Morphine modulation of thrombospondin levels in astrocytes and its implications for neurite outgrowth and synapse formation.

Opioid receptor signaling via EGF receptor (EGFR) transactivation and ERK/MAPK phosphorylation initiates diverse cellular responses that are cell type-dependent. In astrocytes, multiple µ opioid receptor-mediated mechanisms of ERK activation exist that are temporally distinctive and feature different outcomes. Upon discovering that chronic opiate treatment of rats down-regulates thrombospondin 1 (TSP1) expression in the nucleus accumbens and cortex, we investigated the mechanism of action of this modulation in astrocytes. TSP1 is synthesized in astrocytes and is released into the extracellular matrix where it is known to play a role in synapse formation and neurite outgrowth. Acute morphine (hours) reduced TSP1 levels in astrocytes. Chronic (days) opioids repressed TSP1 gene expression and reduced its protein levels by µ opioid receptor and ERK-dependent mechanisms in astrocytes. Morphine also depleted TSP1 levels stimulated by TGFß1 and abolished ERK activation induced by this factor. Chronic morphine treatment of astrocyte-neuron co-cultures reduced neurite outgrowth and synapse formation. Therefore, inhibitory actions of morphine were detected after both acute and chronic treatments. An acute mechanism of morphine signaling to ERK that entails depletion of TSP1 levels was suggested by inhibition of morphine activation of ERK by a function-blocking TSP1 antibody. This raises the novel possibility that acute morphine uses TSP1 as a source of EGF-like ligands to activate EGFR. Chronic morphine inhibition of TSP1 is reminiscent of the negative effect of µ opioids on EGFR-induced astrocyte proliferation via a phospho-ERK feedback inhibition mechanism. Both of these variations of classical EGFR transactivation may enable opiates to diminish neurite outgrowth and synapse formation.
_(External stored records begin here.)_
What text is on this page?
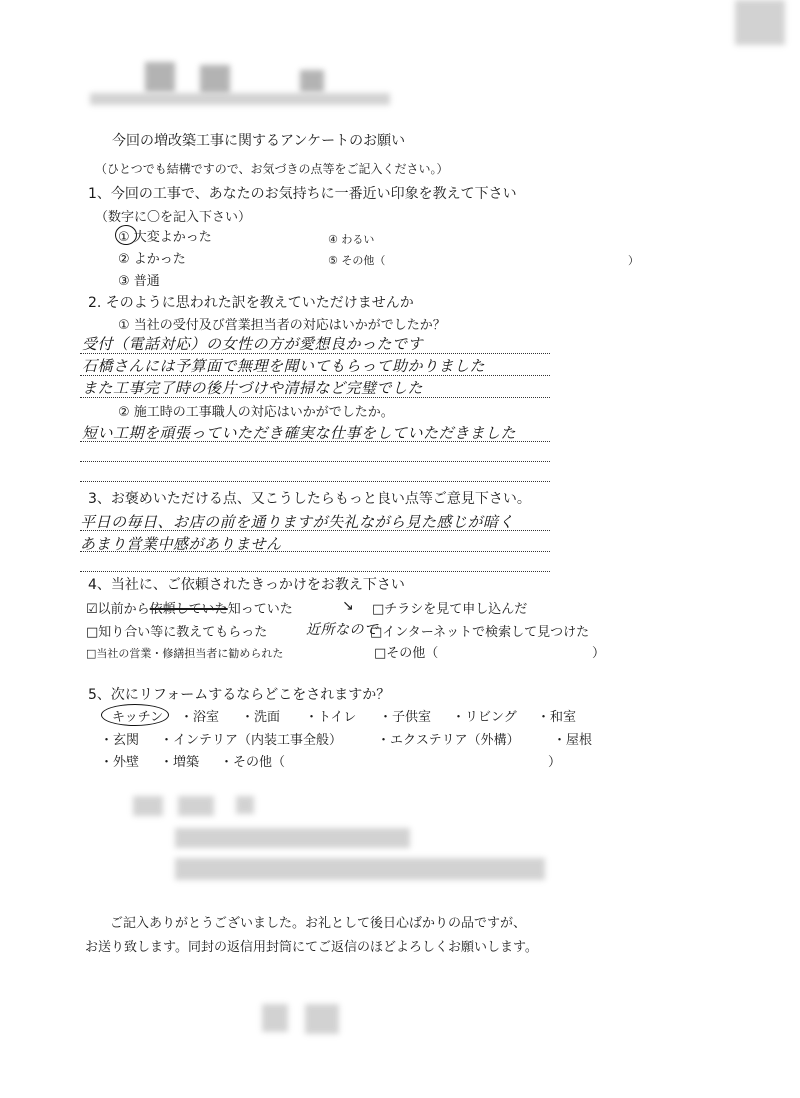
今回の増改築工事に関するアンケートのお願い
（ひとつでも結構ですので、お気づきの点等をご記入ください。）
1、今回の工事で、あなたのお気持ちに一番近い印象を教えて下さい
（数字に〇を記入下さい）
① 大変よかった
② よかった
③ 普通
④ わるい
⑤ その他（	）
2. そのように思われた訳を教えていただけませんか
① 当社の受付及び営業担当者の対応はいかがでしたか？
受付（電話対応）の女性の方が愛想良かったです
石橋さんには予算面で無理を聞いてもらって助かりました
また工事完了時の後片づけや清掃など完璧でした
② 施工時の工事職人の対応はいかがでしたか。
短い工期を頑張っていただき確実な仕事をしていただきました
3、お褒めいただける点、又こうしたらもっと良い点等ご意見下さい。
平日の毎日、お店の前を通りますが失礼ながら見た感じが暗く
あまり営業中感がありません
4、当社に、ご依頼されたきっかけをお教え下さい
☑以前から依頼していた知っていた	↘ □チラシを見て申し込んだ
□知り合い等に教えてもらった	近所なので
□インターネットで検索して見つけた
□当社の営業・修繕担当者に勧められた	□その他（	）
5、次にリフォームするならどこをされますか？
キッチン ・浴室 ・洗面 ・トイレ ・子供室 ・リビング ・和室
・玄関 ・インテリア（内装工事全般）	・エクステリア（外構）	・屋根
・外壁 ・増築 ・その他（	）
ご記入ありがとうございました。お礼として後日心ばかりの品ですが、
お送り致します。同封の返信用封筒にてご返信のほどよろしくお願いします。
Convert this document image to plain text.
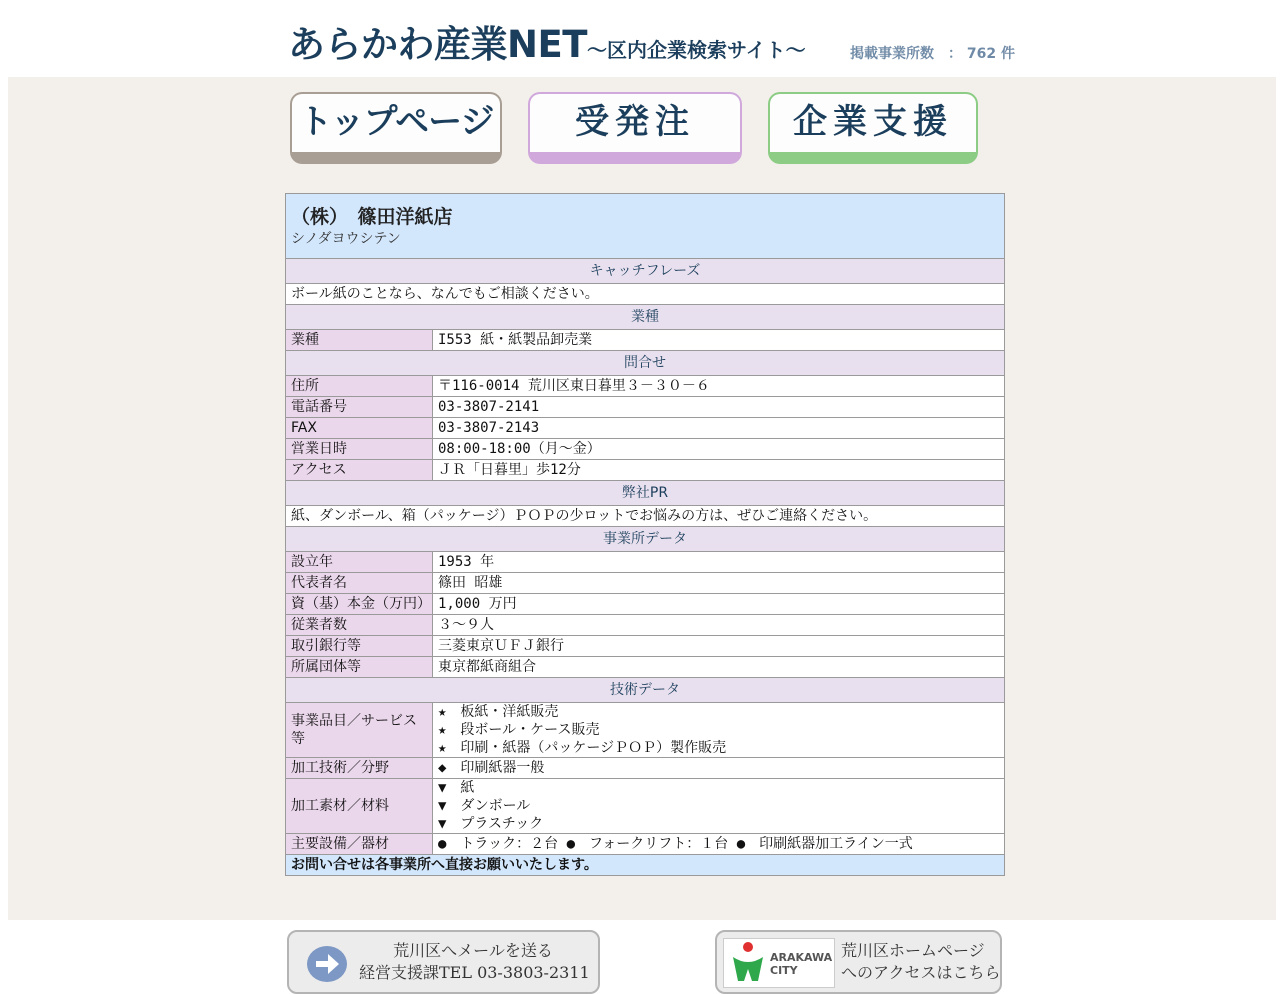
あらかわ産業NET～区内企業検索サイト～	掲載事業所数　： 762 件
トップページ	受発注	企業支援
（株）　篠田洋紙店
シノダヨウシテン	

キャッチフレーズ	
ボール紙のことなら、なんでもご相談ください。	
業種	
業種	I553 紙・紙製品卸売業
問合せ	
住所	〒116-0014 荒川区東日暮里３－３０－６
電話番号	03-3807-2141
FAX	03-3807-2143
営業日時	08:00-18:00（月～金）
アクセス	ＪＲ「日暮里」歩12分
弊社PR	
紙、ダンボール、箱（パッケージ）ＰＯＰの少ロットでお悩みの方は、ぜひご連絡ください。	
事業所データ	
設立年	1953 年
代表者名	篠田 昭雄
資（基）本金（万円）	1,000 万円
従業者数	３～９人
取引銀行等	三菱東京ＵＦＪ銀行
所属団体等	東京都紙商組合
技術データ	
事業品目／サービス等	★　板紙・洋紙販売
★　段ボール・ケース販売
★　印刷・紙器（パッケージＰＯＰ）製作販売

加工技術／分野	◆　印刷紙器一般
加工素材／材料	▼　紙
▼　ダンボール
▼　プラスチック

主要設備／器材	●　トラック：２台 ●　フォークリフト：１台 ●　印刷紙器加工ライン一式
お問い合せは各事業所へ直接お願いいたします。	
荒川区へメールを送る
経営支援課TEL 03-3803-2311
ARAKAWA
CITY
荒川区ホームページ
へのアクセスはこちら
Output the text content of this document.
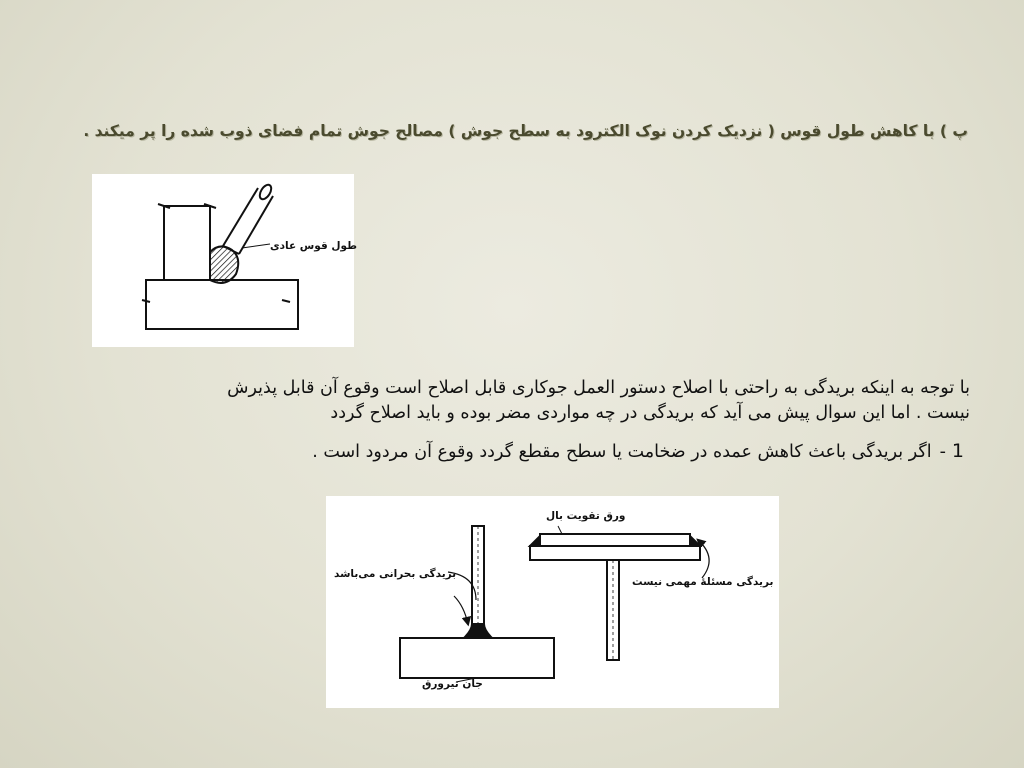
پ ) با کاهش طول قوس ( نزدیک کردن نوک الکترود به سطح جوش ) مصالح جوش تمام فضای ذوب شده را پر میکند .
طول قوس عادی
با توجه به اینکه بریدگی به راحتی با اصلاح دستور العمل جوکاری قابل اصلاح است وقوع آن قابل پذیرش
نیست . اما این سوال پیش می آید که بریدگی در چه مواردی مضر بوده و باید اصلاح گردد
1-اگر بریدگی باعث کاهش عمده در ضخامت یا سطح مقطع گردد وقوع آن مردود است .
ورق تقویت بال
بریدگی بحرانی می‌باشد
بریدگی مسئلهٔ مهمی نیست
جان تیرورق
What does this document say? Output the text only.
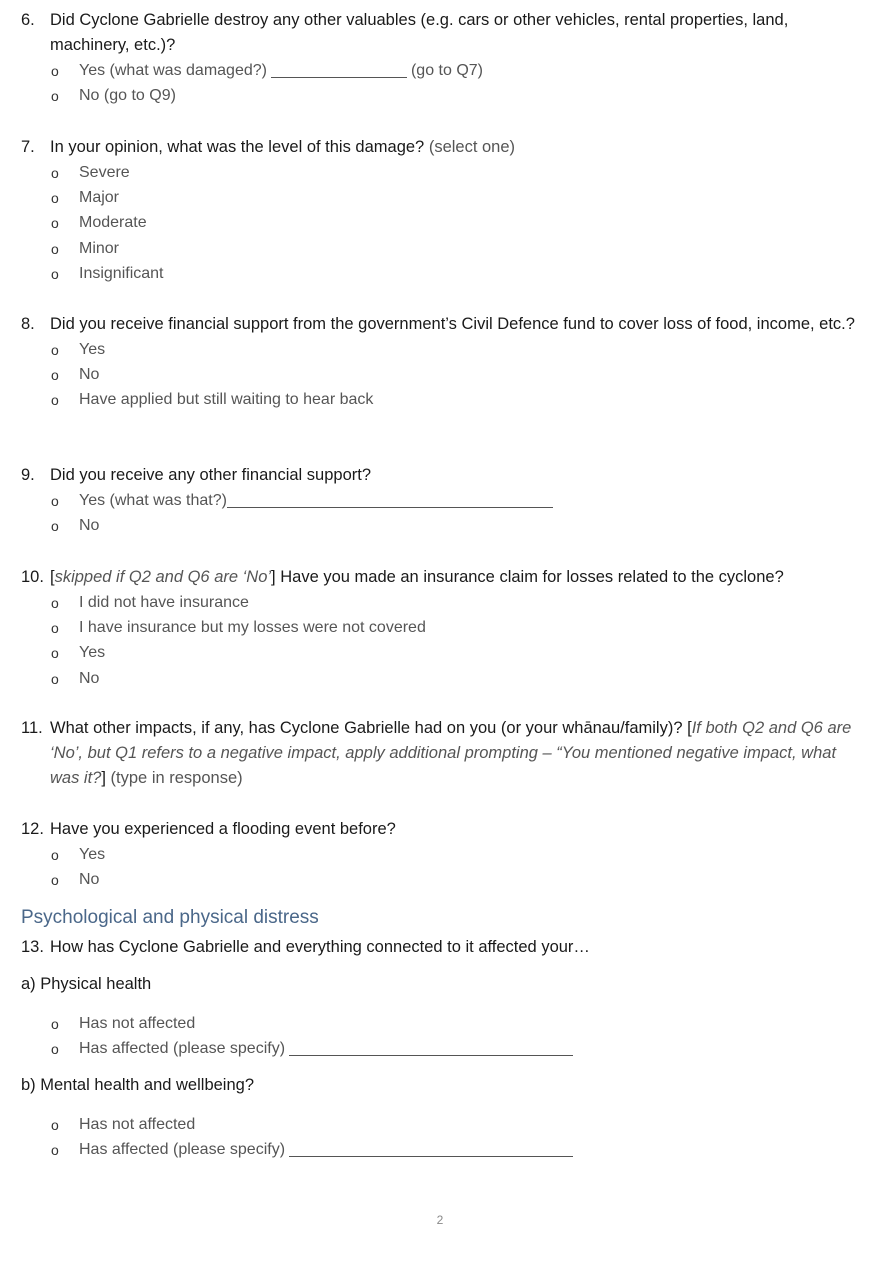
6. Did Cyclone Gabrielle destroy any other valuables (e.g. cars or other vehicles, rental properties, land, machinery, etc.)?
o	Yes (what was damaged?)	(go to Q7)
o	No (go to Q9)
7. In your opinion, what was the level of this damage? (select one)
o	Severe
o	Major
o	Moderate
o	Minor
o	Insignificant
8. Did you receive financial support from the government’s Civil Defence fund to cover loss of food, income, etc.?
o	Yes
o	No
o	Have applied but still waiting to hear back
9. Did you receive any other financial support?
o	Yes (what was that?)
o	No
10. [skipped if Q2 and Q6 are ‘No’] Have you made an insurance claim for losses related to the cyclone?
o	I did not have insurance
o	I have insurance but my losses were not covered
o	Yes
o	No
11. What other impacts, if any, has Cyclone Gabrielle had on you (or your whānau/family)? [If both Q2 and Q6 are ‘No’, but Q1 refers to a negative impact, apply additional prompting – “You mentioned negative impact, what was it?] (type in response)
12. Have you experienced a flooding event before?
o	Yes
o	No
Psychological and physical distress
13. How has Cyclone Gabrielle and everything connected to it affected your…
a) Physical health
o	Has not affected
o	Has affected (please specify)
b) Mental health and wellbeing?
o	Has not affected
o	Has affected (please specify)
2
Acute and chronic mu opioids differentially regulate thrombospondins 1 and 2 isoforms in astrocytes.

Chronic opioids induce synaptic plasticity, a major neuronal adaptation. Astrocyte activation in synaptogenesis may play a critical role in opioid tolerance, withdrawal, and dependence. Thrombospondins 1 and 2 (TSP1/2) are astrocyte-secreted matricellular glycoproteins that promote neurite outgrowth as well as dendritic spine and synapse formation, all of which are inhibited by chronic µ opioids. In prior studies, we discovered that the mechanism of TSP1 regulation by µ opioids in astrocytes involves crosstalk between three different classes of receptors, µ opioid receptor, EGFR and TGFßR. Moreover, TGFß1 stimulated TSP1 expression via EGFR and ERK/MAPK activation, indicating that EGFR is a signaling hub for opioid and TGFß1 actions. Using various selective antagonists, and inhibitors, here we compared the mechanisms of chronic opioid regulation of TSP1/2 isoform expression in vivo and in immortalized rat cortical astrocytes. TSP1/2 release from astrocytes was also monitored. Acute and chronic µ opioids, morphine, and the prototypic µ ligand, DAMGO, modulated TSP2 protein levels. TSP2 but not TSP1 protein content was up-regulated by acute (3 h) morphine or DAMGO by an ERK/MAPK dependent mechanism. Paradoxically, TSP2 protein levels were altered neither by TGFß1 nor by astrocytic neurotrophic factors, EGF, CNTF, and BMP4. TSP1/2 immunofluorescence was increased in astrocytes subjected to scratch-wounding, suggesting TSPs may be useful markers for the "reactive" state of these cells and potentially for different types of injury. Previously, we determined that chronic morphine attenuated both neurite outgrowth and synapse formation in cocultures of primary astrocytes and neurons under similar temporal conditions that µ opioids reduced TSP1 protein levels in astrocytes. Here we found that, after the same 8 day treatment, morphine or DAMGO diminished TSP2 protein levels in astrocytes. Therefore, µ opioids may deter synaptogenesis via both TSP1/2 isoforms, but by distinct mechanisms.